What my therapist was saying just didn’t sit right and it was then that I recognised a familiar feeling: a feeling in the pit of my stomach, one I knew intimately. I was quickly able to pinpoint it as the same feeling I get when something in a relationship (romantic or platonic) is not right. In the past, I have most often discredited my own gut intuition, overridden my system, and convinced myself it’s “nothing.” What has typically played out is that soon after the pit-in-stomach feeling (usually the same day), the relationship dissolves, usually initiated by the other party.
So I sat with this knowledge and pondered its significance. It made me think of disruptors. In coaching, we talk of these in the sense of influencing positive change on habits. If, for example, you are able to interrupt a particular habit by pausing for a microsecond between the trigger and the behaviour, the pause allows for the potential for new neuronal pathways. This can, with practice and repetition, eventually forge new healthier behaviours.
And it was there and then in the moment, I decided to initiate my own disruptor. I decided to fire my therapist. And not only that, instead of looking to find a replacement therapist right away, I also decided to press pause on my healing journey.
I had managed to arrive at two significant conclusions: not only did I need to end the interaction with my therapist immediately, but furthermore, there was absolutely nothing wrong with me.
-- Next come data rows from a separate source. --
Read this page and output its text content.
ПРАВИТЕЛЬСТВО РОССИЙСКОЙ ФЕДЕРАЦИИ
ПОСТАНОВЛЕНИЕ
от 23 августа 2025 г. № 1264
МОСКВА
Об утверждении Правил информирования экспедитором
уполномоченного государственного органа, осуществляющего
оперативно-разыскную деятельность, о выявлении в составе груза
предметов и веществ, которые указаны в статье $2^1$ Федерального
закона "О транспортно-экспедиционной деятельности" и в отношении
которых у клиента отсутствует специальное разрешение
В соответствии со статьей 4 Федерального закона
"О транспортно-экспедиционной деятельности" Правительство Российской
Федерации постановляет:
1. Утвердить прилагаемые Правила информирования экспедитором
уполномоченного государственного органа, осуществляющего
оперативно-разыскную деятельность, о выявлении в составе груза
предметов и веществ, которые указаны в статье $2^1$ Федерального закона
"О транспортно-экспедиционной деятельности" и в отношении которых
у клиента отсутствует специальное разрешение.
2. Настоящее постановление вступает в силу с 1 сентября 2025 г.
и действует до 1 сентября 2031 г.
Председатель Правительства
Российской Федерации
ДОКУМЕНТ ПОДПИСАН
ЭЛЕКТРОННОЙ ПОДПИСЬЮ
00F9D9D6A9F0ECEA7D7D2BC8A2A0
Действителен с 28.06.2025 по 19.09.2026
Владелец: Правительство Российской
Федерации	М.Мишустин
How I basked in the sense of relaxation that overcame me upon acknowledging this beautiful, essential truth. The truth that, yes, I’ve been faced with some difficult things, but in spite of that, I’m fine. I’m not sick. I’m not broken. I’m truly, deeply, and fundamentally, A-OK.
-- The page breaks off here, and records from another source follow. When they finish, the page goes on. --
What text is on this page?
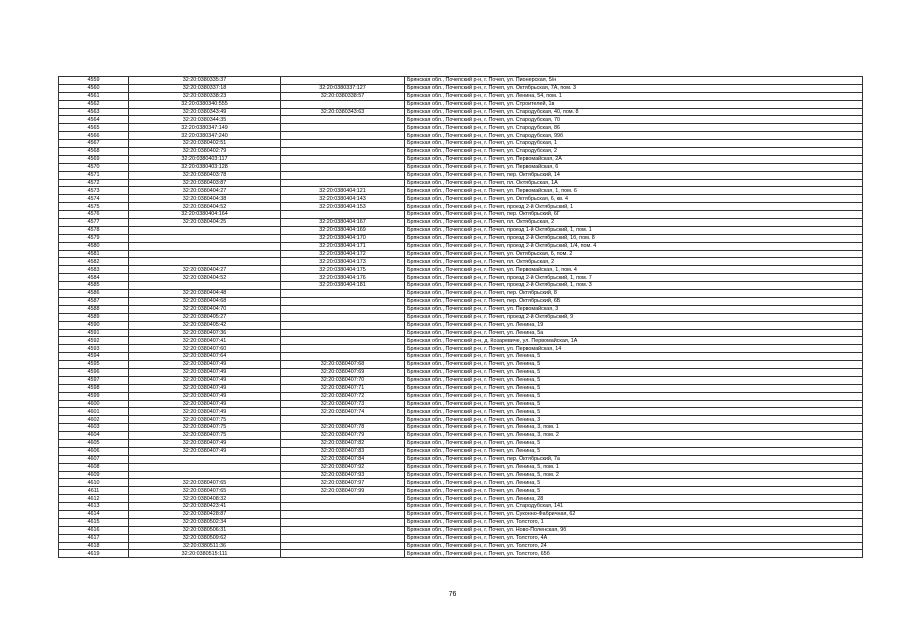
4559	32:20:0380335:37		Брянская обл., Почепский р-н, г. Почеп, ул. Пионерская, 5/н
4560	32:20:0380337:18	32:20:0380337:127	Брянская обл., Почепский р-н, г. Почеп, ул. Октябрьская, 7А, пом. 3
4561	32:20:0380338:23	32:20:0380338:57	Брянская обл., Почепский р-н, г. Почеп, ул. Ленина, 54, пом. 1
4562	32:20:0380340:555		Брянская обл., Почепский р-н, г. Почеп, ул. Строителей, 1в
4563	32:20:0380343:49	32:20:0380343:63	Брянская обл., Почепский р-н, г. Почеп, ул. Стародубская, 40, пом. 8
4564	32:20:0380344:35		Брянская обл., Почепский р-н, г. Почеп, ул. Стародубская, 70
4565	32:20:0380347:149		Брянская обл., Почепский р-н, г. Почеп, ул. Стародубская, 86
4566	32:20:0380347:240		Брянская обл., Почепский р-н, г. Почеп, ул. Стародубская, 99б
4567	32:20:0380402:51		Брянская обл., Почепский р-н, г. Почеп, ул. Стародубская, 1
4568	32:20:0380402:79		Брянская обл., Почепский р-н, г. Почеп, ул. Стародубская, 2
4569	32:20:0380403:117		Брянская обл., Почепский р-н, г. Почеп, ул. Первомайская, 2А
4570	32:20:0380403:128		Брянская обл., Почепский р-н, г. Почеп, ул. Первомайская, 6
4571	32:20:0380403:78		Брянская обл., Почепский р-н, г. Почеп, пер. Октябрьский, 14
4572	32:20:0380403:87		Брянская обл., Почепский р-н, г. Почеп, пл. Октябрьская, 1А
4573	32:20:0380404:27	32:20:0380404:121	Брянская обл., Почепский р-н, г. Почеп, ул. Первомайская, 1, пом. 6
4574	32:20:0380404:38	32:20:0380404:143	Брянская обл., Почепский р-н, г. Почеп, ул. Октябрьская, 6, кв. 4
4575	32:20:0380404:52	32:20:0380404:153	Брянская обл., Почепский р-н, г. Почеп, проезд 2-й Октябрьский, 1
4576	32:20:0380404:164		Брянская обл., Почепский р-н, г. Почеп, пер. Октябрьский, 6Г
4577	32:20:0380404:25	32:20:0380404:167	Брянская обл., Почепский р-н, г. Почеп, пл. Октябрьская, 2
4578		32:20:0380404:169	Брянская обл., Почепский р-н, г. Почеп, проезд 1-й Октябрьский, 1, пом. 1
4579		32:20:0380404:170	Брянская обл., Почепский р-н, г. Почеп, проезд 2-й Октябрьский, 1б, пом. 8
4580		32:20:0380404:171	Брянская обл., Почепский р-н, г. Почеп, проезд 2-й Октябрьский, 1/4, пом. 4
4581		32:20:0380404:172	Брянская обл., Почепский р-н, г. Почеп, ул. Октябрьская, 6, пом. 2
4582		32:20:0380404:173	Брянская обл., Почепский р-н, г. Почеп, пл. Октябрьская, 2
4583	32:20:0380404:27	32:20:0380404:175	Брянская обл., Почепский р-н, г. Почеп, ул. Первомайская, 1, пом. 4
4584	32:20:0380404:52	32:20:0380404:176	Брянская обл., Почепский р-н, г. Почеп, проезд 2-й Октябрьский, 1, пом. 7
4585		32:20:0380404:181	Брянская обл., Почепский р-н, г. Почеп, проезд 2-й Октябрьский, 1, пом. 3
4586	32:20:0380404:48		Брянская обл., Почепский р-н, г. Почеп, пер. Октябрьский, 8
4587	32:20:0380404:68		Брянская обл., Почепский р-н, г. Почеп, пер. Октябрьский, 6Б
4588	32:20:0380404:70		Брянская обл., Почепский р-н, г. Почеп, ул. Первомайская, 3
4589	32:20:0380405:27		Брянская обл., Почепский р-н, г. Почеп, проезд 2-й Октябрьский, 9
4590	32:20:0380405:42		Брянская обл., Почепский р-н, г. Почеп, ул. Ленина, 19
4591	32:20:0380407:36		Брянская обл., Почепский р-н, г. Почеп, ул. Ленина, 5а
4592	32:20:0380407:41		Брянская обл., Почепский р-н, д. Козаревиче, ул. Первомайская, 1А
4593	32:20:0380407:60		Брянская обл., Почепский р-н, г. Почеп, ул. Первомайская, 14
4594	32:20:0380407:64		Брянская обл., Почепский р-н, г. Почеп, ул. Ленина, 5
4595	32:20:0380407:49	32:20:0380407:68	Брянская обл., Почепский р-н, г. Почеп, ул. Ленина, 5
4596	32:20:0380407:49	32:20:0380407:69	Брянская обл., Почепский р-н, г. Почеп, ул. Ленина, 5
4597	32:20:0380407:49	32:20:0380407:70	Брянская обл., Почепский р-н, г. Почеп, ул. Ленина, 5
4598	32:20:0380407:49	32:20:0380407:71	Брянская обл., Почепский р-н, г. Почеп, ул. Ленина, 5
4599	32:20:0380407:49	32:20:0380407:72	Брянская обл., Почепский р-н, г. Почеп, ул. Ленина, 5
4600	32:20:0380407:49	32:20:0380407:73	Брянская обл., Почепский р-н, г. Почеп, ул. Ленина, 5
4601	32:20:0380407:49	32:20:0380407:74	Брянская обл., Почепский р-н, г. Почеп, ул. Ленина, 5
4602	32:20:0380407:75		Брянская обл., Почепский р-н, г. Почеп, ул. Ленина, 3
4603	32:20:0380407:75	32:20:0380407:78	Брянская обл., Почепский р-н, г. Почеп, ул. Ленина, 3, пом. 1
4604	32:20:0380407:75	32:20:0380407:79	Брянская обл., Почепский р-н, г. Почеп, ул. Ленина, 3, пом. 2
4605	32:20:0380407:49	32:20:0380407:82	Брянская обл., Почепский р-н, г. Почеп, ул. Ленина, 5
4606	32:20:0380407:49	32:20:0380407:83	Брянская обл., Почепский р-н, г. Почеп, ул. Ленина, 5
4607		32:20:0380407:84	Брянская обл., Почепский р-н, г. Почеп, пер. Октябрьский, 7а
4608		32:20:0380407:92	Брянская обл., Почепский р-н, г. Почеп, ул. Ленина, 5, пом. 1
4609		32:20:0380407:93	Брянская обл., Почепский р-н, г. Почеп, ул. Ленина, 5, пом. 2
4610	32:20:0380407:65	32:20:0380407:97	Брянская обл., Почепский р-н, г. Почеп, ул. Ленина, 5
4611	32:20:0380407:65	32:20:0380407:99	Брянская обл., Почепский р-н, г. Почеп, ул. Ленина, 5
4612	32:20:0380408:32		Брянская обл., Почепский р-н, г. Почеп, ул. Ленина, 28
4613	32:20:0380423:41		Брянская обл., Почепский р-н, г. Почеп, ул. Стародубская, 141
4614	32:20:0380428:87		Брянская обл., Почепский р-н, г. Почеп, ул. Суконно-Фабричная, 62
4615	32:20:0380502:34		Брянская обл., Почепский р-н, г. Почеп, ул. Толстого, 1
4616	32:20:0380506:31		Брянская обл., Почепский р-н, г. Почеп, ул. Ново-Поленская, 9б
4617	32:20:0380509:62		Брянская обл., Почепский р-н, г. Почеп, ул. Толстого, 4А
4618	32:20:0380511:36		Брянская обл., Почепский р-н, г. Почеп, ул. Толстого, 24
4619	32:20:0380515:111		Брянская обл., Почепский р-н, г. Почеп, ул. Толстого, 65б
76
And I reflect further on other things I know to be deeply and fundamentally true. I am a person with a clear sense of right and wrong, who can adequately communicate and uphold boundaries. I am a person who has a range of people in my life, some of whom I’ve known a long time, who support me and hold me to account. I am a person who takes a healthy approach to self-improvement and personal development but also knows when it’s time to call it quits.
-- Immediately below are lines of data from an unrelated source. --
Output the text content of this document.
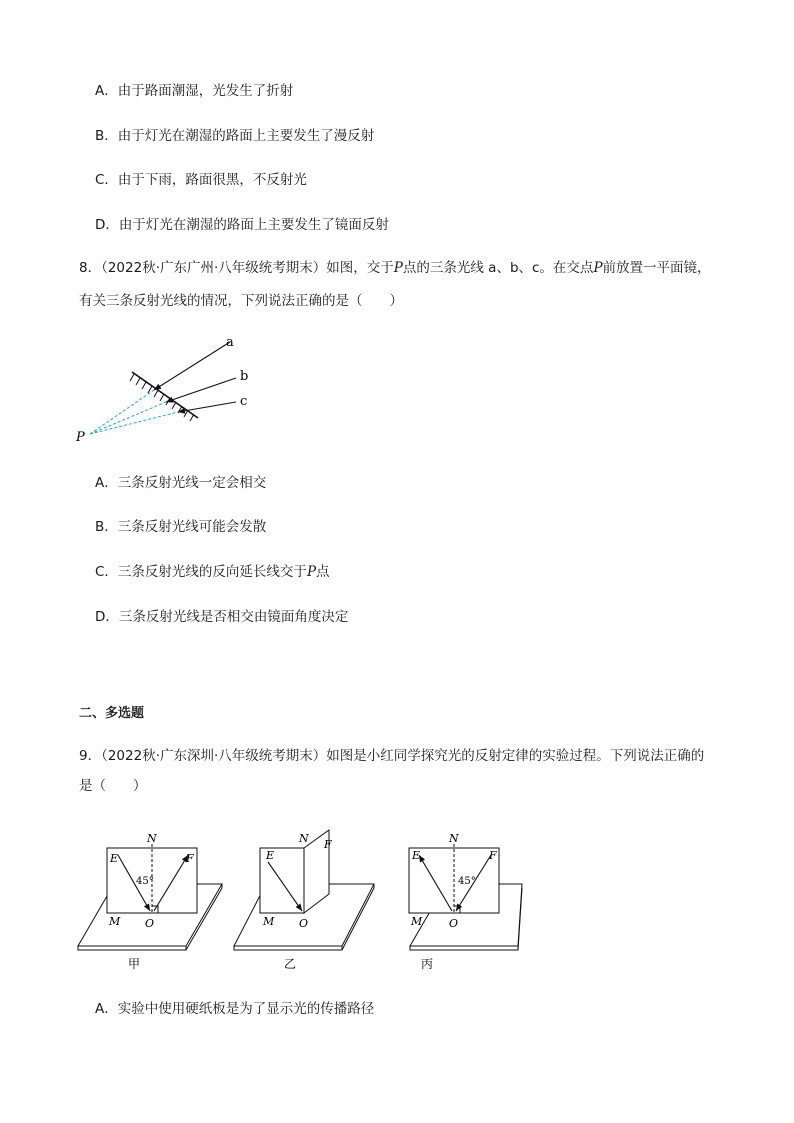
A．由于路面潮湿，光发生了折射
B．由于灯光在潮湿的路面上主要发生了漫反射
C．由于下雨，路面很黑，不反射光
D．由于灯光在潮湿的路面上主要发生了镜面反射
8．（2022秋·广东广州·八年级统考期末）如图，交于P点的三条光线 a、b、c。在交点P前放置一平面镜，
有关三条反射光线的情况，下列说法正确的是（　　）
a
b
c
P
A．三条反射光线一定会相交
B．三条反射光线可能会发散
C．三条反射光线的反向延长线交于P点
D．三条反射光线是否相交由镜面角度决定
二、多选题
9．（2022秋·广东深圳·八年级统考期末）如图是小红同学探究光的反射定律的实验过程。下列说法正确的
是（　　）
N
E	F
45°
M O
甲
N
E
F
M O
乙
N
E	F
45°
M O
丙
A．实验中使用硬纸板是为了显示光的传播路径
So last week when I encountered a difficult therapy session and my therapist told me I was “pretty sick,” rather than reacting in the way the “old me” might (absorbing this external knowledge as my own), I simply rejected it.
I’ve arrived at the conclusion that there is a time to work on yourself and then there is a time to take a break from that work. I would argue that knowing when to step away from the work is as equally important as the initiation itself.
Because there are times that no external validation is required. Sometimes our own inner knowing is enough.
Because sometimes the lesson is in the very acknowledgement that enough is enough.
Because sometimes the learning is in the walking away rather than the fixing. In the undoing rather than the doing itself.
And whilst there is richness in the growth and work, there is also value in pausing that work and saying: perhaps that’s enough for now. We can return, later, if we choose to, but for now, just for today, enough is enough.